Saturday, June 1, 2013

Shouts of joy

I think I may have mentioned this a few times recently, but just in case you haven't heard, Emily and Erin have entered this stage where they love to shriek. It's a happy thing - they usually have big grins on their faces as they're doing it, most likely because everyone's looking. Sometimes the mood strikes in the middle of the grocery store; sometimes we're at church. Most of the time it's just fine and I move on with what we're doing, smiling and shushing and hoping they get the idea. Obviously, during Mass we make a hasty retreat to the back corner or even outside.

It's made me more conscious of where children are welcomed, though. Certain places are not intended for children - some for moral/legal reasons, others for safety. I take Emily and Erin along with me on the majority of my errands. Most of them are fairly child-friendly, like Target, the grocery store, and the hardware store. But any time we go elsewhere, I find myself incredibly conscious of any noise or behavior. I know it's all normal at this age, and they'll learn soon that there are places for noise and places for quiet. Most of the time, people are very patient and more than willing to accommodate our folding stroller and the occasional joyous shriek. There's a special place in Heaven for these folks, I'm sure of it! When things don't go well, which is fairly often, I inevitably learn something from the experience. Case in point: the day I attempted to take both girls to Mass alone.

It makes me wonder: should everyone have a babysitter when they go out shopping or to pay bills? Are we moms supposed to be hiding at home and doing all our bill paying and shopping online? If that's the case (and believe me, I have been tempted insofar as possible!) when will we teach our kids how to behave in public? As a kid, I remember tagging around town with my mom and my little brother as we went shopping, kept appointments, and paid bills. I remember one incident of chair pulling where my poor mother must have been just mortified (for the record, I was the one sitting down, not pulling the chair). Believe me, we never tried anything like that again. It wasn't an overnight transformation, but gradually we learned what was acceptable and what was not.

While it's rare that we encounter a place we need to go where children are completely unwelcome, there are certainly many places where it's difficult to take them by myself. I wish all stores had doors wide enough for a double stroller! I might feel differently about this in the future (say, around a year from now when Emily and Erin turn two) but for the moment, I think it's very important to bring them with me to do as many different things as possible. I haven't taken them to the library in a long time - I think they were only two months old the last time we were all there - but it's one we need to try again soon. Don't worry, we read, we just have lots of books!

Speaking of books, in the book Bringing up Bébé, the author talks about how it's assumed that French kids will understand the need for them to behave appropriately as it's explained to them. It seems like a sign of respect to see this potential, even if it means standing red-faced at the meat counter while my daughters shriek at each other. I rarely feel like a great mom at the end of any of our expeditions, but I know my girls will be better off for it. Besides, someone's got to show all those stores they need wider doors!

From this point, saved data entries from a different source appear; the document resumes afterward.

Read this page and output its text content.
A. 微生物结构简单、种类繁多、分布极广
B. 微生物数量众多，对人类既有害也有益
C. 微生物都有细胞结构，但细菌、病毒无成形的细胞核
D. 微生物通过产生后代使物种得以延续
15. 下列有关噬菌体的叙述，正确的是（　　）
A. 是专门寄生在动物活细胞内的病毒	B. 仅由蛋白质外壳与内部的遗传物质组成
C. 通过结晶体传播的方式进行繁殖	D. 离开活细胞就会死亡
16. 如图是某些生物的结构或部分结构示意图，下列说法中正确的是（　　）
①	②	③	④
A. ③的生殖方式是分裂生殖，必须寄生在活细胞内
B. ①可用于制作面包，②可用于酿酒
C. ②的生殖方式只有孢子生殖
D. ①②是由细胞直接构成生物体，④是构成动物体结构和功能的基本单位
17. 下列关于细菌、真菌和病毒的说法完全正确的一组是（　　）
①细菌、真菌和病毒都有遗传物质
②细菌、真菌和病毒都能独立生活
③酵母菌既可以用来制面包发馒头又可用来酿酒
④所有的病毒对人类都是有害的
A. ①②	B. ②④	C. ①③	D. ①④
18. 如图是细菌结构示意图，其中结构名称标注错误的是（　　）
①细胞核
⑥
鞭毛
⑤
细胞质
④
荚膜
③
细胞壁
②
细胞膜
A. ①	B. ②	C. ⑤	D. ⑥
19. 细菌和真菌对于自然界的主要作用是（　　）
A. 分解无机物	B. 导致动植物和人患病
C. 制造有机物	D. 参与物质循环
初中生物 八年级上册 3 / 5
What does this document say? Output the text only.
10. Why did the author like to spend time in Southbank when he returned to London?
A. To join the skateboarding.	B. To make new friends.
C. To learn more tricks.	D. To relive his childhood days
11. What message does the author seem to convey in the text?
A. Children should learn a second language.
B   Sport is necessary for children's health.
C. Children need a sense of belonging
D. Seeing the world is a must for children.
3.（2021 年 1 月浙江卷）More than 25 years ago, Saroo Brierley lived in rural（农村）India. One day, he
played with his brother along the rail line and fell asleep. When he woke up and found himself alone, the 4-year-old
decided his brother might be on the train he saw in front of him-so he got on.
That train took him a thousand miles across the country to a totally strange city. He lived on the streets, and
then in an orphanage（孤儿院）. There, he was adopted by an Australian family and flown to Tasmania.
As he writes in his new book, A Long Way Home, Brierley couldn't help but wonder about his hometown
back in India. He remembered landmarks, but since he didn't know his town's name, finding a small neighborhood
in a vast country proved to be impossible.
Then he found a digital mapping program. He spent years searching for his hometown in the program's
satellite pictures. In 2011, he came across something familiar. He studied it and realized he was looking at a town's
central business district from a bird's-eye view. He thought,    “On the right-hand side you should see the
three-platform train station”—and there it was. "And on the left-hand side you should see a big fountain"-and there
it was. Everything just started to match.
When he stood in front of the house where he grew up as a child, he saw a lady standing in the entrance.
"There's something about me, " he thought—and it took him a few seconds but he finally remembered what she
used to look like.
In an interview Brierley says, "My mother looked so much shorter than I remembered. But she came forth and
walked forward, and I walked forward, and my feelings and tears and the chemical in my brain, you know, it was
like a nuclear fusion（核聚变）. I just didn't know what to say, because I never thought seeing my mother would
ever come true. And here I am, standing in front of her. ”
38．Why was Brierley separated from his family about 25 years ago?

  1. Thank you for this post! My son is 23 months old. When he was about 20 months old, he went through this phase where he would SHRIEK, too! It was a happy shriek, or he'd shriek his words he'd just learned. I think he was experimenting with his voice and the fact his vocabulary had a huge increase seemingly overnight! My husband works crazy hours and so my son, Ethan, is my errand buddy: pharmacy, grocery store, etc. We had stopped in for lunch one day with a friend to this restaurant that is super kids friendly -- as in, they ALWAYS have kids eat free days each week, balloon artists, clowns, face painting, etc. This particular day was Take Your Child To Work Day, so many of the waiters and waitresses had children tagging along with them. It was raining so we opted to eat indoors instead of outside where Ethan usually likes to sit to watch the water fountain. He was shrieking while he was eating "MMM BEANS! EAT BEANS!" and I was trying to explain to him as best as one can rationalize with a 20 month old that we do not shriek, we use our inside voices, etc. Our friend we were eating with had a 3 year old who thought this was hilarious, and her cracking up just made the whole thing worse. A waitress laughed and said "I remember that age!" and I felt mortified but THEN -- THEN! -- some woman walks up to our table, points at Ethan and my friend's child and says "these children are animals. Did no one teach you how to be parents? I have kids, and grandkids, and they would never behave this way because my kids know how to be parents. These kids are disgusting! Look at what animals they are!" I sat there and felt tears welling in my eyes but my friend started arguing back that the woman was being ungodly levels of rude, but she wouldn't stop! "They disgust me, these kids! Animals! Filthy animals!" Ugh, I don't think I wanted to leave my house for a month after that.

  2. Bringing up Bébé is a terrible book full of terrible advice. Children sometimes shriek. If we, as parents, always ignore the shrieking, we are sending the wrong message. When my daughter shrieks, I explain to her why she cannot shriek in public. If she continues to do so, we leave.